36 Yea, and cry unto God for all thy support; yea, let all thy doings be unto the Lord, and whithersoever thou goest let it be in the Lord; yea, let all thy thoughts be directed unto the Lord; yea, let the affections of thy heart be placed upon the Lord forever.
37 Counsel with the Lord in all thy doings, and he will direct thee for good; yea, when thou liest down at night lie down unto the Lord, that he may watch over you in your sleep; and when thou risest in the morning let thy heart be full of thanks unto God; and if ye do these things, ye shall be lifted up at the last day.
The words, “Counsel with the Lord in all thy doings, and he will direct thee for good,” run through my head often and have pushed me to continue keep praying these past five months. They have truly been some of the most heart-breaking months of my life. And at times when I thought I had nothing left, I had the most wonderful friends and a few family members who faithfully stuck by my side and carried me through. I know that these verses of scriptures are true, and that even though my direction took some time to figure out—we still received direction.

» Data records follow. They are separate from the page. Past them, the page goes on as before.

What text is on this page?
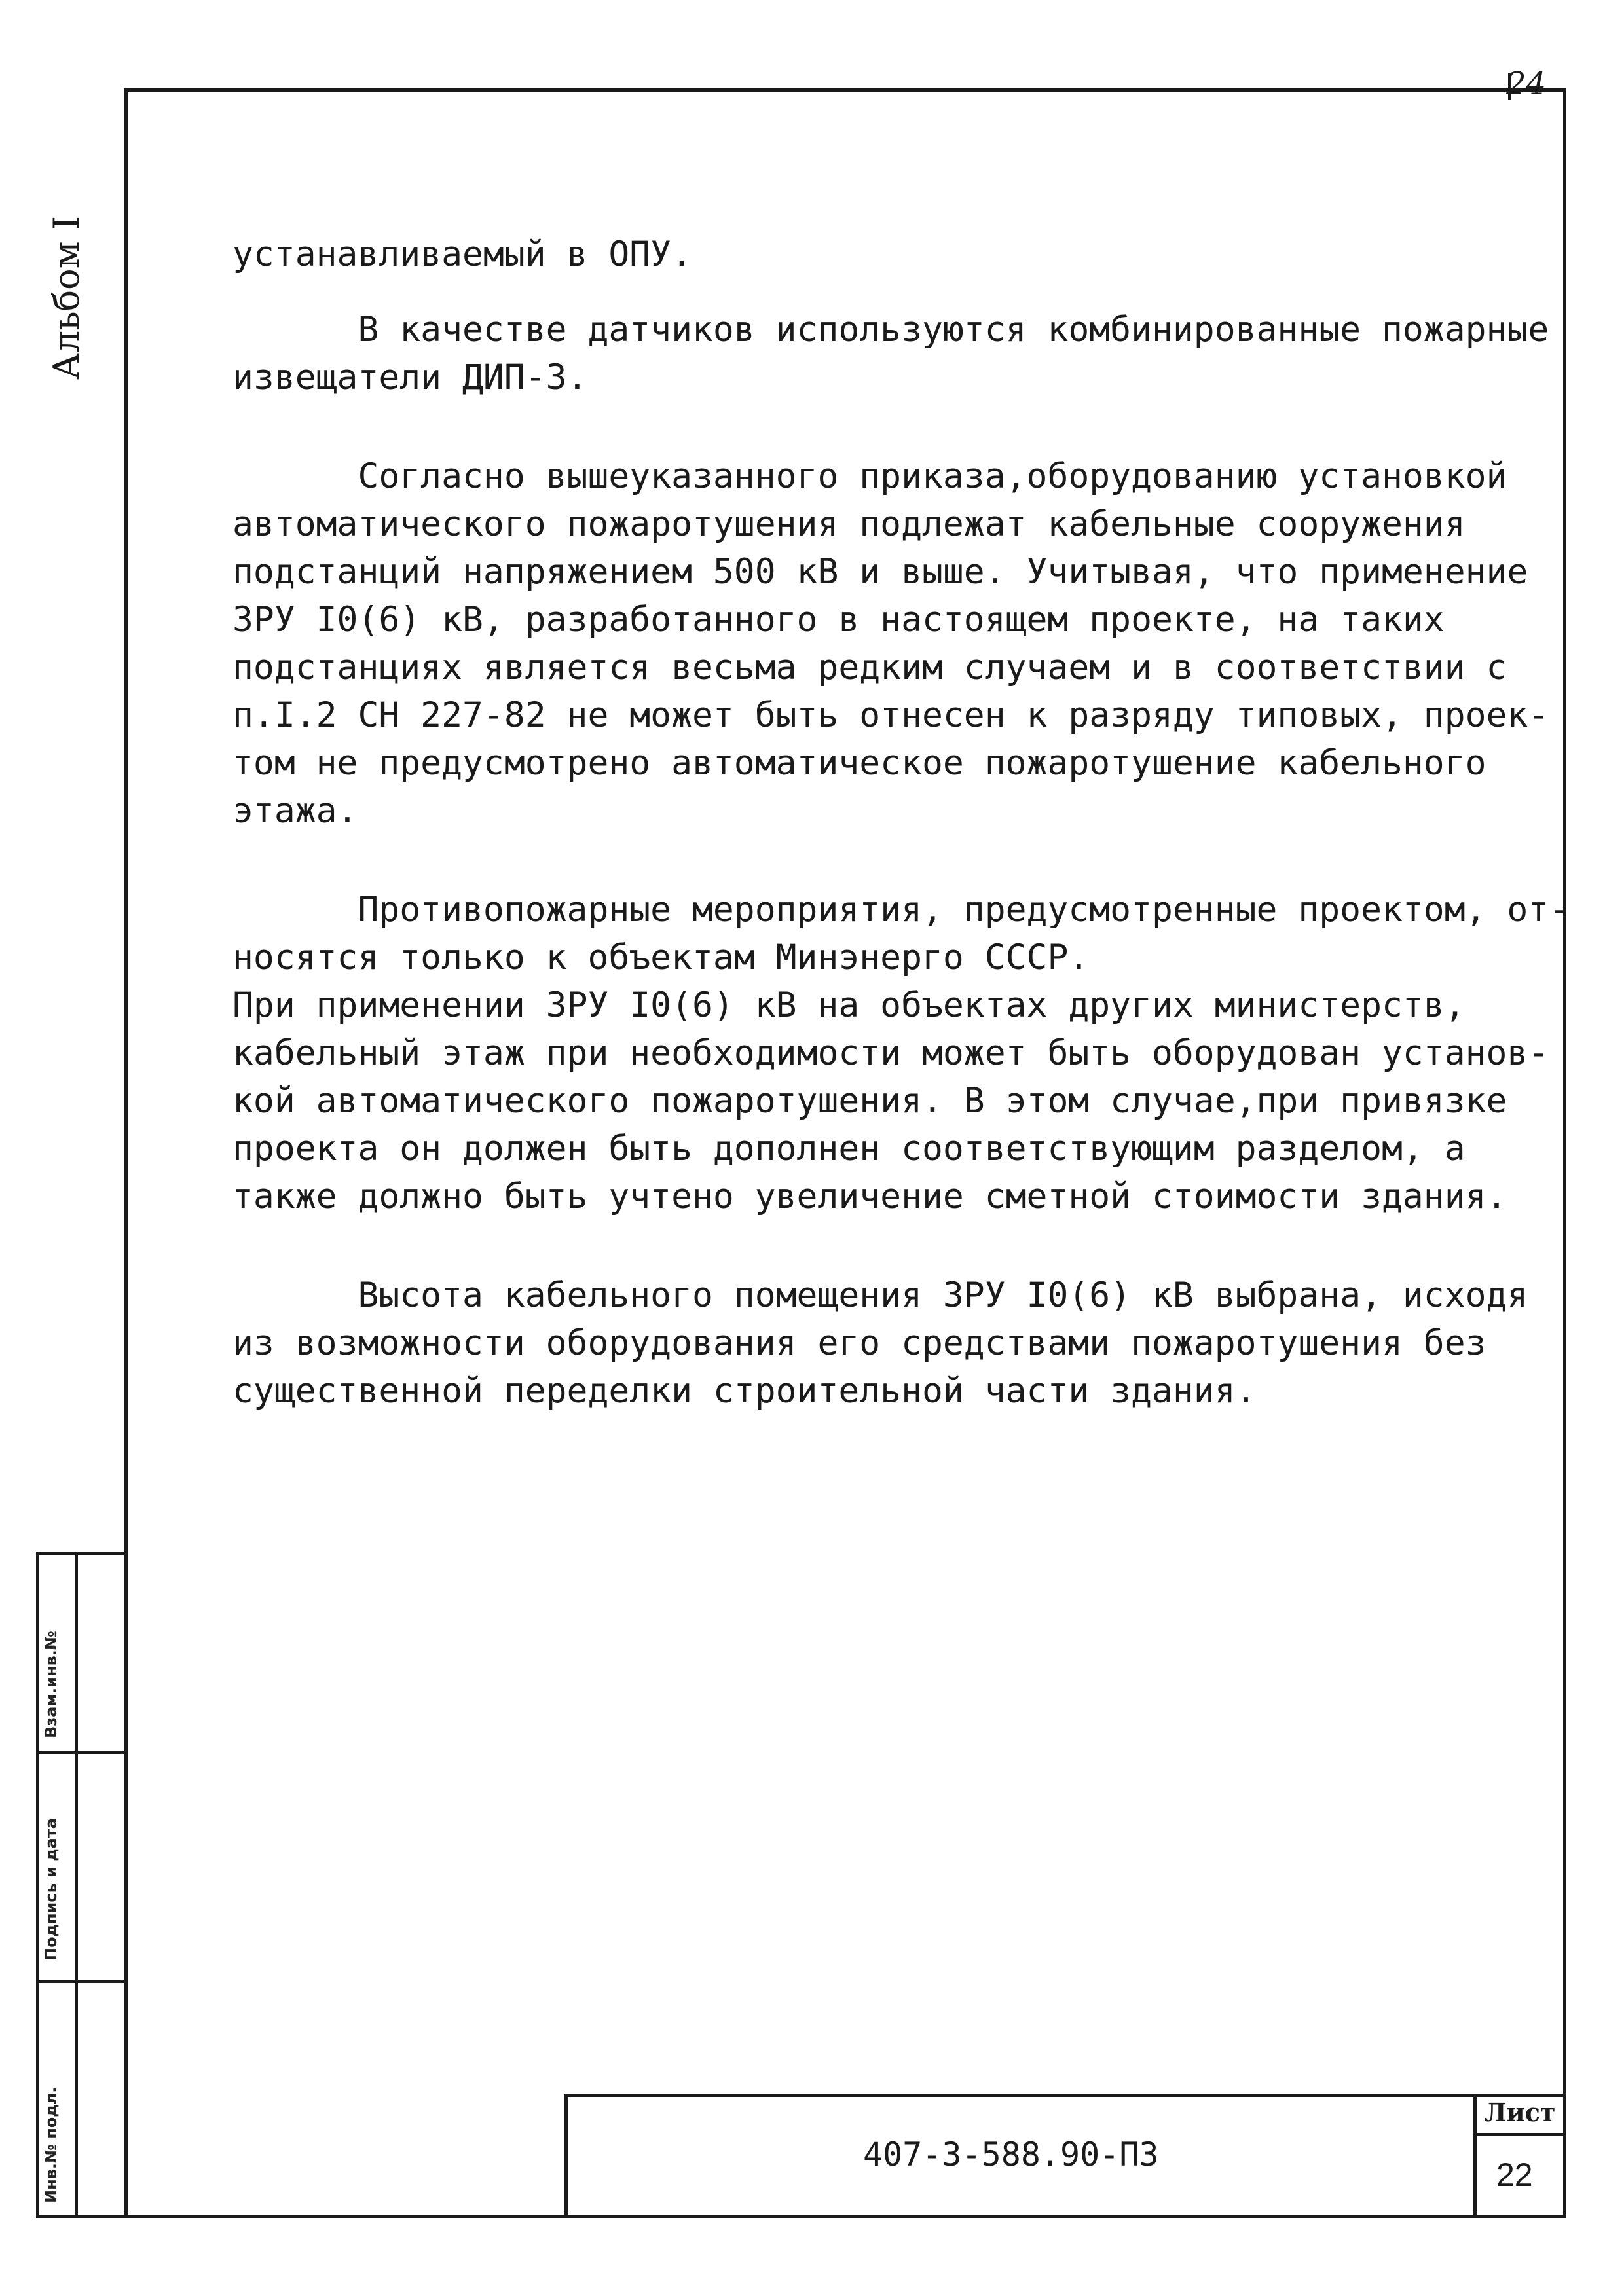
24
Альбом I
Взам.инв.№
Подпись и дата
Инв.№ подл.

устанавливаемый в ОПУ.

В качестве датчиков используются комбинированные пожарные

извещатели ДИП-3.

Согласно вышеуказанного приказа,оборудованию установкой

автоматического пожаротушения подлежат кабельные сооружения

подстанций напряжением 500 кВ и выше. Учитывая, что применение

ЗРУ I0(6) кВ, разработанного в настоящем проекте, на таких

подстанциях является весьма редким случаем и в соответствии с

п.I.2 СН 227-82 не может быть отнесен к разряду типовых, проек-

том не предусмотрено автоматическое пожаротушение кабельного

этажа.

Противопожарные мероприятия, предусмотренные проектом, от-

носятся только к объектам Минэнерго СССР.

При применении ЗРУ I0(6) кВ на объектах других министерств,

кабельный этаж при необходимости может быть оборудован установ-

кой автоматического пожаротушения. В этом случае,при привязке

проекта он должен быть дополнен соответствующим разделом, а

также должно быть учтено увеличение сметной стоимости здания.

Высота кабельного помещения ЗРУ I0(6) кВ выбрана, исходя

из возможности оборудования его средствами пожаротушения без

существенной переделки строительной части здания.

407-3-588.90-ПЗ
Лист
22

The treatment for PANDAS is primarily a few months of antibiotics and we have already seen some improvement. We are still fighting this stuff, but at least we finally know what we are fighting!!
Oh yeah, and the 17 hour car ride home….well, let’s just say it’s a good thing we were still on somewhat of a spiritual high from the appointment because it was R-O-U-G-H!! I may have cried and told my husband to just let me walk the last 8 hours by myself…..and I meant it!! But we made it home, because of this guy…(My talented friend, Sanae James took this beautiful photo!)
My sweet husband drove through the night—24 hours straight with Justin screaming for the first 10 hours of that, to get us home!! He just keeps on going, which is why I love him so much. And I’m grateful he ignored my falling apart and hysteria and just kept telling me “we’re going to make it!”
Thank you again, to everyone who has prayed and sent us encouraging words—it has truly kept us going!! And we have literally felt the strength and power of prayer.